JpGU-AGU Joint Meeting 2017

Presentation information

[JJ] Poster

B (Biogeosciences) » B-BG Biogeosciences & Geosphere-Biosphere Interactions

[B-BG02] [JJ] Microbial ecology in earth and planetary sciences

Wed. May 24, 2017 5:15 PM - 6:30 PM Poster Hall (International Exhibition Hall HALL7)

[BBG02-P06] Microbial community in brucite-carbonate chimneys discovered in the Shinkai Seep Field, the deepest serpentinite-hosted vent system in the Southern Mariana Forearc

*Tomoyo Okumura1, Miho Hirai1, Takuro Nunoura1, Ken Takai1, Yasuhiko Ohara1,2 (1.Japan Agency for Marine-Earth Science and Technology, 2.Hydrographic and Oceanographic Department of Japan)
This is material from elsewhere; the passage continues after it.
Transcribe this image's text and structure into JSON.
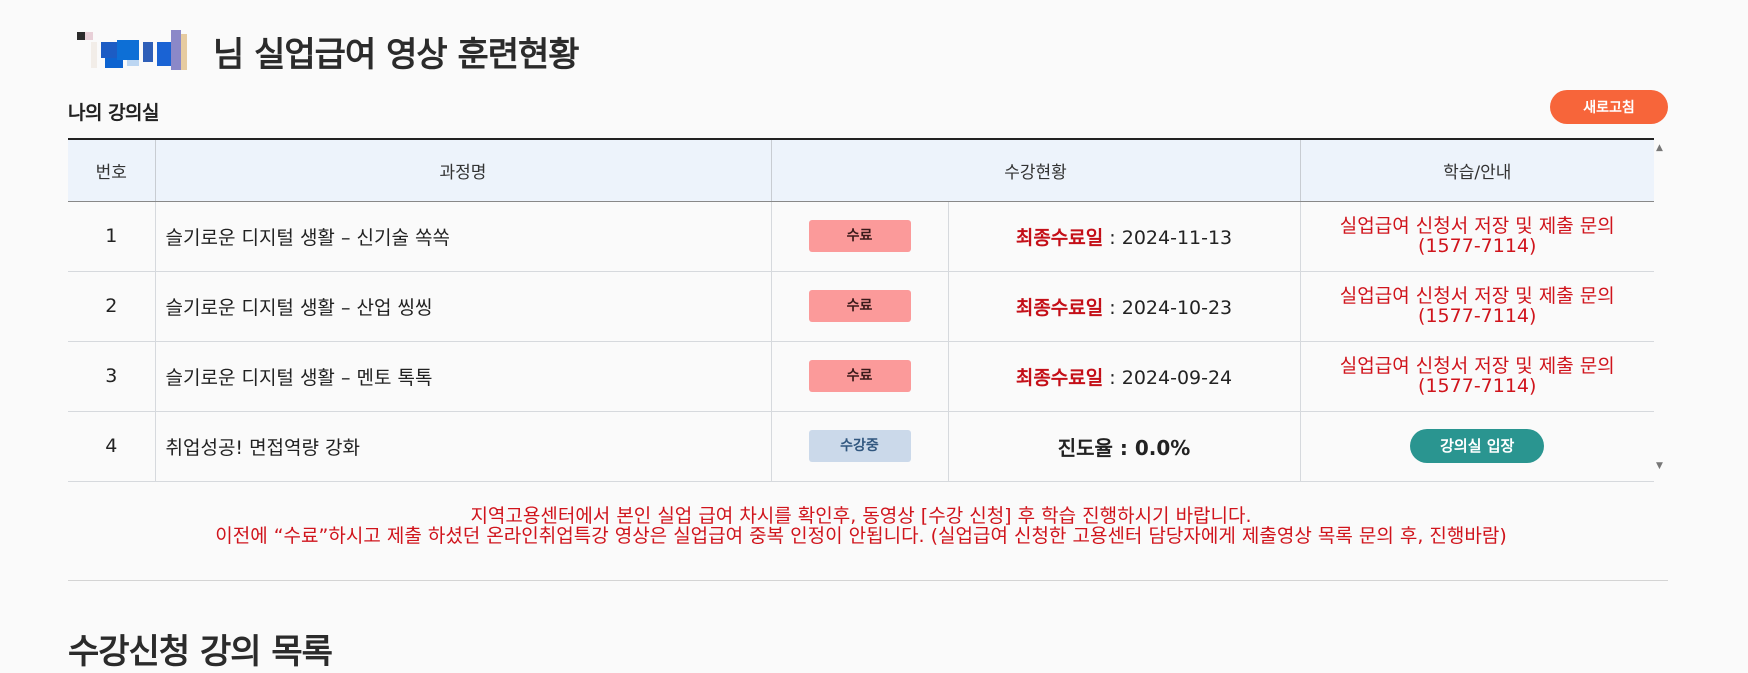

Keywords:Shinkai Seep Field, Serpentine-hosted vent system, Mariana Forearc, Chemosynthetic ecosystem, Deep-sea chimney

Serpentinite-hosted fluid vent systems have attracted great interest as unique modern deep-sea chemosynthetic ecosystems and as analogues for the origin and early evolution of early on Earth as well as for extraterrestrial life such as on Mars and Enceladus. During expeditions since 2013 to 2016, brucite-carbonate chimneys were discovered from the deepest known (~5700 m depth) serpentinite-hosted ecosystem – the Shinkai Seep Field (SSF) in the southern Mariana forearc [1]. Here we report geobiological characteristics of the SSF chimneys, as a new type of chemosynthetic microbial habitat at a serpentinite-hosted vent system.
Previous explorations of SSF led to the discovery of fourteen vesicomyid clam colony sites and five chimney sites occurring within an area of 500 square meters. Textural observations and geochemical analysis reveal three types (I-III) of chimneys formed by the precipitation and dissolution of constituent minerals [2]. Type I chimneys are bright white to light yellow, have a spiky crystalline and wrinkled surface with microbial mat and mainly consist of brucite; these formed as a result of rapid precipitation under high discharge conditions of alkaline fluid. In this type of chimneys, filamentous microbial cells were often mineralized by brucite. Type II chimneys exhibit white to dull brown coloration, tuberous fluid pass textures, and are covered with grayish microbial mats and colonies of Phyllochaetopterus. This type of chimney is characterized by inner brucite-rich and outer carbonate rich zones and is thought to have precipitated from lower fluid discharge conditions than type I chimneys. Type III chimneys are ivory colored, have surface depressions and lack living microbial mats or animals. This type of chimneys mainly consist of carbonate, and are in a dissolution stage after alkaline fluid input ceased.
Small subunit rRNA gene tag sequences showed that prokaryotic community compositions varied with the chimney types, reflecting the hydrologic and biogeochemical processes. For example, alkaliphylic bacteria were abundant in type I chimneys and diverse symbiotic bacterial strains were identified in type II chimneys. The former likely reflects higher flux of alkaline fluid, whereas the latter possibly reflects higher biomass of faunal community on type II chimneys. Unique characteristics observed in the SSF chimneys shed light on the variability of subseafloor and seafloor geochemical and geobiological processes supporting the serpentinite-hosted exosystems.
[1] Ohara et al. (2012) Proc. Natl. Acad. Sci. U. S. A., 109, 2831–2835.
[2] Okumura et al. (2016) Geochem. Geophys. Geosys. 17, 3775–3796.